We need a big distance scale to do this, and a good one is the diameter of the earth.  How have we come to know this distance, the diameter?  The first accurate estimate may be said to be one developed by the Greek mathematician Eratosthenes of Cyrene over 2,200 years ago.  He was sure that the earth was round.  He was also sure that the sun was very far away, so that its rays came in almost exactly the same direction to every spot on earth.  He then considered how the shadow of a vertical stick would have different angles at different locations on earth.  He could calculate the angle from the height of the stick and the length of the shadow.  His next, critical insight was knowing that this shadow angle was zero (the sun was directly overhead) at modern Aswan in Egypt on the date of the summer solstice.  On the same day he measured to angle at his hometown of Alexandria, 950 km (about 500 miles) farther north.  Now he knew the angle between the vertical at those two locations, which turned out to be almost exactly 1/50 of the 360 degrees in a circle.  So, the circumference of the earth would be 50 times the distance between the cities, or very nearly 40,000 km (25,000 miles).   That makes the diameter of the earth 1/π times this, or about 12,800 km (8,000 miles).  This translation into units we use today assumes that he used as his length unit the Egyptian stadion, not the Greek stadion.

 

In any event, this surprisingly accurate measurement stood for a long time.   The report of his method was then corrupted in copying and the distance unit was misinterpreted by Columbus, who thought the circumference of the earth was less than 2/3 the true value.  His estimates would have put Asia close to where America really is.  Thus, Columbus stumbled on the outlying islands of America by luck, and he never really admitted that he hadn’t reached some novel part of Asia.

 

Back to the distance to the sun.  If we look at a celestial object – say, a planet – from sites far apart on the earth, we see it appear against different elements of the background formed by the distant stars.  That is, the planet appears to be at slightly different angles relative to the stars at the two locations.

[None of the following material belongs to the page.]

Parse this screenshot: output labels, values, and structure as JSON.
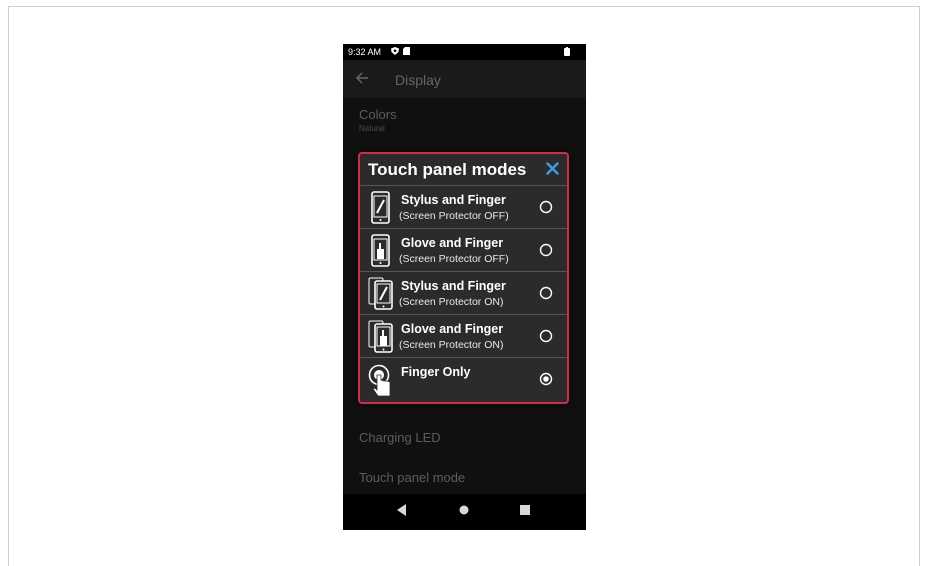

To appreciate this phenomenon of parallax, we can hold up a finger at arms length and view it with one eye closed and then the other.  We see the finger against different elements on a distant wall.  Our head plays the role of the earth, with our two eyes at different locations on it.  Back to the planet: we know the distance between our observing locations on earth, because we know the diameter of the earth and how many degrees apart these locations are on earth.  The distance to the planet is this separation on earth, divided by the amount of parallax, if we express this parallax angle in radians (360 degrees divided by π , or about 57.3 degrees).  As an example, consider a point in time when Mars is 100 million km from us.  If we view it from two places on earth that are 10,000 km apart (along the line perpendicular to the direction of Mars), the parallax angle will be 10,000/100,000,000 radians.  This is 0.0058 degrees – about 1/100th of the angle subtended by the moon from earth.  This is a small angle, but readily measured with good telescopes.

 

We can’t readily view the sun against the distant stars, since it blocks out the stars with its brightness, to some wide angle around its own disk.  Instead, we first measure the distance from earth to a planet.  The astronomer Cassini measured the distance to Mars using parallax in 1672.  The next step is to calculate the ratio (distance to sun) / (distance to planet).  We can do this by using geometry.  We measure the angle between the sun and a planet (an inner one, say, Venus) when the planet has reached its farthest angle away from the sun.  For a planet is a very nearly circular orbit, we then have the earth, Venus, and the sun in a right triangle.  The side of the triangle from earth to sun is the hypotenuse, and the other two sides (earth-Venus and Venus-sun) meet at a right angle.  The earth-sun distance is then the distance to Venus, divided by the cosine of the angle between Venus and the sun.

 

Modern methods of measuring the distance to planets use radar beams reflected from the planet.  We measure the time for the signal to bounce back.  This time is twice the distance to the planet, divided by the speed of light. Radar waves move at the same speed, and we know the speed of light with exquisite accuracy; in fact, we now define the speed of light exactly in meters, and the uncertainty is in the meter, at about 25 parts per trillion.  Over 100 million km, this uncertainty corresponds to only 2.5 m.  The total uncertainty is somewhat larger than this, but still remarkably small.